The Vasquezes make a point of explaining the history of each major ingredient of dishes they present, such as fresh cranberry pear sauce, fruit smoothies, spinach dip with tofu instead of sour cream, healthy beans and rice, and vegetable pizzas, complete with whole wheat crust.

“The history of food and where it comes from is very important because, I think, once kids realize how long these fruits and vegetables have been around, they really get excited,” said the older Vasquez, 51, a former chef, caterer and now the general manager of Kate Mantilini restaurant in Beverly Hills. “It gives them a little more interest.”

Before preparing the ingredients for a fresh fruit salad, for example, Vasquez explains that watermelon originated in Africa, pineapple in Mexico and papayas in tropical islands. “It lets our kids – either black, brown, Chinese, Caucasian – know that fruits come from all over the place, so it’s like there’s a common thread there with food.”

“We’re all interconnected by the foods we eat,” added Steve Jr., 25.

As are the Vasquezes. The elder Vasquez grew up an Air Force brat, spending four years in Germany during which his family traveled around Europe. “I used to love eating, and my dad would love to eat, so we would always taste the food….I love different foods,” he said.

Steve Jr., who lived in Korea for a couple of years, recalled how his father during visits would stop at most every food stand to taste the fare. “We did a lot of sampling of different kinds of kimchi,” Steve Jr. said.

The non-profit Cooking With Gabby was inspired a decade ago by the inquisitiveness of a young Gabriella, who would pepper her dad with questions about ingredients and tastes as she watched him prepare food in his catering kitchen. “I was talking to my wife about it,” Vasquez remembered, “and I said, ‘We need to do something about teaching kids how to cook because there’s such a prevalence of fast food, and parents and kids not having dinner at home.’”

In addition to some culinary instruction, the Cooking With Gabby sessions also try to promote physical fitness. To this end, the Vasquezes often invite professional dancers, known as the “GoodLife With Gabby Dance Krew,” to teach the kids some moves, or invites a retired professional basketball player to host a brief clinic, before the cooking begins.

“There’s all types of things we have to teach our children in this community,” said Lucius Allen, 42, a former UCLA and Milwaukee Bucks star, and president of the Los Angeles chapter of the National Basketball Retired Players Association, who has led some of the clinics.

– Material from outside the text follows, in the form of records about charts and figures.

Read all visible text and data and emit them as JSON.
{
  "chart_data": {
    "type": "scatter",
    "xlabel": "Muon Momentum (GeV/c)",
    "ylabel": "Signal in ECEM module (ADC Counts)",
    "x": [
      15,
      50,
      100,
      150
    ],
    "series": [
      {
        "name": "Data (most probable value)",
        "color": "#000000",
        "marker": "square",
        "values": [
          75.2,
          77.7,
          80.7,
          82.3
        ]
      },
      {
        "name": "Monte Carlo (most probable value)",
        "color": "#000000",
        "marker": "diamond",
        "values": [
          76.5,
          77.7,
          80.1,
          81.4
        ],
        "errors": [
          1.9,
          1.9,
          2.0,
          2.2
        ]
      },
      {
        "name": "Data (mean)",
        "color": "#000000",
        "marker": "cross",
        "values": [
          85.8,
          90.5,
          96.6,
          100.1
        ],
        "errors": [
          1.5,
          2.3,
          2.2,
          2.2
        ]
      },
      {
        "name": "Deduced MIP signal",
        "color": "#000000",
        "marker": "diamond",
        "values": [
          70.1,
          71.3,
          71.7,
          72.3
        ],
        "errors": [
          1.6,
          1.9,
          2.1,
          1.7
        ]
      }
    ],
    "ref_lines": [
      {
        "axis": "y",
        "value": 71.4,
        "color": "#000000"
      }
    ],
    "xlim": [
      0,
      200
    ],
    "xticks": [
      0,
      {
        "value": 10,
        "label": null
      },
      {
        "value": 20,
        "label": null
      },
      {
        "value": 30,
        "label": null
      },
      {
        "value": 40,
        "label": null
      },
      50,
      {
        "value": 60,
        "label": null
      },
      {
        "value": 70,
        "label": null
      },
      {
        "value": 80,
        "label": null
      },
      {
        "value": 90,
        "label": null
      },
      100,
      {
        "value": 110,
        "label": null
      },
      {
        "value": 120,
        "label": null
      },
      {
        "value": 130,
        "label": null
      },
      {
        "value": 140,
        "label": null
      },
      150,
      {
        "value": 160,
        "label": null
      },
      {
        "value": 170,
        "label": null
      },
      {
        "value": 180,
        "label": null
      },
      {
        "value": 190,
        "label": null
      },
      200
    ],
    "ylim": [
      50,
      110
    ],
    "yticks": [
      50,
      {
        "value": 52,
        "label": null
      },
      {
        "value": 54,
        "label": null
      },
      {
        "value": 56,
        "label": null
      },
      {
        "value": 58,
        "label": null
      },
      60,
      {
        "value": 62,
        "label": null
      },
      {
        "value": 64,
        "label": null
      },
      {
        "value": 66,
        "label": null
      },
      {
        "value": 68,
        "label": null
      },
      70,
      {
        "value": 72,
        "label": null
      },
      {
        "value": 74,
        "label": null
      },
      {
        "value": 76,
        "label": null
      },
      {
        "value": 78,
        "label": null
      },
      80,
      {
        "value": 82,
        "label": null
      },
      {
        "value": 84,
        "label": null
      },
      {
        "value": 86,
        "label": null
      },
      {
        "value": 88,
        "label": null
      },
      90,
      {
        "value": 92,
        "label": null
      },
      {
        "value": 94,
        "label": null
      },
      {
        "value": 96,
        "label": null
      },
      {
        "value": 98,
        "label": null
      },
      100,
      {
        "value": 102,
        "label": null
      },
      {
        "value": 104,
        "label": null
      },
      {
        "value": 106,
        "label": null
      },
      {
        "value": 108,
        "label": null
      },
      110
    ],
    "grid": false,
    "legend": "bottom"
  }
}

“This organization has stepped up to the plate to tackle the issues with children that actually can be impressed, “ he added. “When they go to McDonald’s, instead of ordering the hamburger and fries, let’s order the salad. We know you’re going to go to McDonald’s. Let’s order the good stuff.”

The impact of poor diets on children is well documented, including obesity, type 2 diabetes, high blood pressure and cholesterol and breathing disorders such as asthma –all of which can be exacerbated by a lack of exercise. According to some estimates, one in three U.S. kids are now considered overweight or obese.

Cooking With Gabby began its cooking sessions as part of Los Angeles Mayor Antonio Villaraigosa’s Summer Night Lights anti-gang program. On its own, it also has held gatherings at parks or community centers, local churches, the offices of health-related groups such as the American Diabetes Association, and at a half-dozen Los Angeles City schools. Top school administrators were involved in an imbroglio last spring over attempts by British celebrity chef Jamie Oliver, who advocates healthier school meals, to tape his reality television show at district schools.

But there’s been no controversy over the Vasquez’ efforts, which are supported by grants from Toyota, Wells Fargo, and the offices of area politicians, including Los Angeles County Supervisor Mark Ridley-Thomas and L.A. Councilmen Herb Wesson and Bernard Parks.